Here’s Why Dell’s Buyout Vote Could Be Extremely Close
The months-long game of tug-of-war over the future of personal computer manufacturer Dell (NASDAQ:DELL) played between company founder and CEO Michael Dell and shareholders Carl Icahn and Southeastern Asset Management has entered its final phase. Offers have been made and the $24.4-billion leveraged buyout has received the official blessing of all three proxy advisory firms that analyzed the deal.
But even though Institutional Shareholder Services, Glass Lewis, and Egan Jones have given endorsements, it is by no means assured that more than 50 percent of shareholders, excluding Mr. Dell’s 15.6 percent stake, will approve the offer at the July 18 shareholder vote.

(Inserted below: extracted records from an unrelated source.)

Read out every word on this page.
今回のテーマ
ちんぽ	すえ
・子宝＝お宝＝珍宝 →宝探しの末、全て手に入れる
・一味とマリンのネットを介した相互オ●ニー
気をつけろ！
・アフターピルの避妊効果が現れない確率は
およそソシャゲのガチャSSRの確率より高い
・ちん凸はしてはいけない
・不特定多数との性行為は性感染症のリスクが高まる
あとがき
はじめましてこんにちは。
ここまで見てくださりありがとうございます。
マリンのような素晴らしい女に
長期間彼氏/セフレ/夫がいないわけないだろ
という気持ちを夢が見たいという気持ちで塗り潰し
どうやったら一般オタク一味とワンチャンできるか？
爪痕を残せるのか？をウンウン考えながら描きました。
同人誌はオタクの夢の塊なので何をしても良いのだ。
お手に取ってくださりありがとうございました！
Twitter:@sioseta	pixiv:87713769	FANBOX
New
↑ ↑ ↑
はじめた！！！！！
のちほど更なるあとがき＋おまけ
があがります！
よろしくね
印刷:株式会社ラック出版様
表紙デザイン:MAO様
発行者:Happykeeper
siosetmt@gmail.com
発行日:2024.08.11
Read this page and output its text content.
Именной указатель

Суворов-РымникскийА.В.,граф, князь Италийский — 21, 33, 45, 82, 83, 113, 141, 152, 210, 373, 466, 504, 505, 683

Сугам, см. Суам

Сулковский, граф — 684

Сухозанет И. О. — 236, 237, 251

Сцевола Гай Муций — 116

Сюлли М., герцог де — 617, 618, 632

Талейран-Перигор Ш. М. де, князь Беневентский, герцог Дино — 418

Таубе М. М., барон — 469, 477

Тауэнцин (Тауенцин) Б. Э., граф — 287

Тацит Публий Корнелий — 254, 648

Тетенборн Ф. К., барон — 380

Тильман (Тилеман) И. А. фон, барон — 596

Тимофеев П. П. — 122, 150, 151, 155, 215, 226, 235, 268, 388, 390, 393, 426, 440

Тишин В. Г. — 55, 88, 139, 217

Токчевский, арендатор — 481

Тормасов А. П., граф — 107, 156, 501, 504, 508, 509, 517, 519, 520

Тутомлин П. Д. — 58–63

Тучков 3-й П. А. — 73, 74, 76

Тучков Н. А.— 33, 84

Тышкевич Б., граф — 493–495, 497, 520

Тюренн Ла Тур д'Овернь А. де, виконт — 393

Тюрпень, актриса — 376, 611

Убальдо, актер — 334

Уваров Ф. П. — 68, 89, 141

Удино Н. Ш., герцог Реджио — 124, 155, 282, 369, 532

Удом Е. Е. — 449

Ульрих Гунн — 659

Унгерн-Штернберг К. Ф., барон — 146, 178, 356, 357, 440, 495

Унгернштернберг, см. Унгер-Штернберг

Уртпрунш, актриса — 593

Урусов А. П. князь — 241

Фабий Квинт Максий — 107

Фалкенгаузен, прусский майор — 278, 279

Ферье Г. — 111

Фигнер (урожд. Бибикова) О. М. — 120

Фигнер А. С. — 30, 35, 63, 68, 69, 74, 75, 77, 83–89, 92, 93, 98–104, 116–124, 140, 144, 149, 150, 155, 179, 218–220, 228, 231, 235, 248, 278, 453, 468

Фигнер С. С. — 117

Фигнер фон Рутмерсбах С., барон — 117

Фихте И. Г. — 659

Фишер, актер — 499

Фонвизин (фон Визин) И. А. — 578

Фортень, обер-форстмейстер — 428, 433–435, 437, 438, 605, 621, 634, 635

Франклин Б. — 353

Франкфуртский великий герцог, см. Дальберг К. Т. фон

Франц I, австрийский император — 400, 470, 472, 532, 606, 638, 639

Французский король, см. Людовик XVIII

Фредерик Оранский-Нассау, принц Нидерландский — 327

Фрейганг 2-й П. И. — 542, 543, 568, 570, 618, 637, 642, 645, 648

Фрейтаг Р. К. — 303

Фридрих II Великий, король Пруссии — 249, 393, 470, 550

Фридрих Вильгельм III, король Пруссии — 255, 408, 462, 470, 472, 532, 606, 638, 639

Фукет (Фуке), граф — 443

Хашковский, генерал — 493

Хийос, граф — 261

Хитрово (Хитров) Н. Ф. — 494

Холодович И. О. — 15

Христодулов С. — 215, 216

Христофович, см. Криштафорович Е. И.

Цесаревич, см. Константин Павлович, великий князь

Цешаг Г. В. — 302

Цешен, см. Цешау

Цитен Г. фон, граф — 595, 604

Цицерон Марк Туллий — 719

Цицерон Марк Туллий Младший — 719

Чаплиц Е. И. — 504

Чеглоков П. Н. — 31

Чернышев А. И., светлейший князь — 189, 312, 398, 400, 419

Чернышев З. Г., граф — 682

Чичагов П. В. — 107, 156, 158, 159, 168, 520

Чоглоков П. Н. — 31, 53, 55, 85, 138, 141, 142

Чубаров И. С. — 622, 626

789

The main problem is simple: Shareholders controlling more than 18 percent of Dell’s outstanding shares have openly — and in many cases repeatedly — voiced their opposition to the deal. On Tuesday, Yacktman Asset Management — which owns 14.9 million shares, equivalent to an 0.84 percent stake — came out against Mr. Dell’s $13.65-per-share offer. Leading the challenge to the leveraged buyout offer has been Icahn of Icahn Enterprises (NASDAQ:IEP) and Southeastern Asset Management with a rival bid for Dell.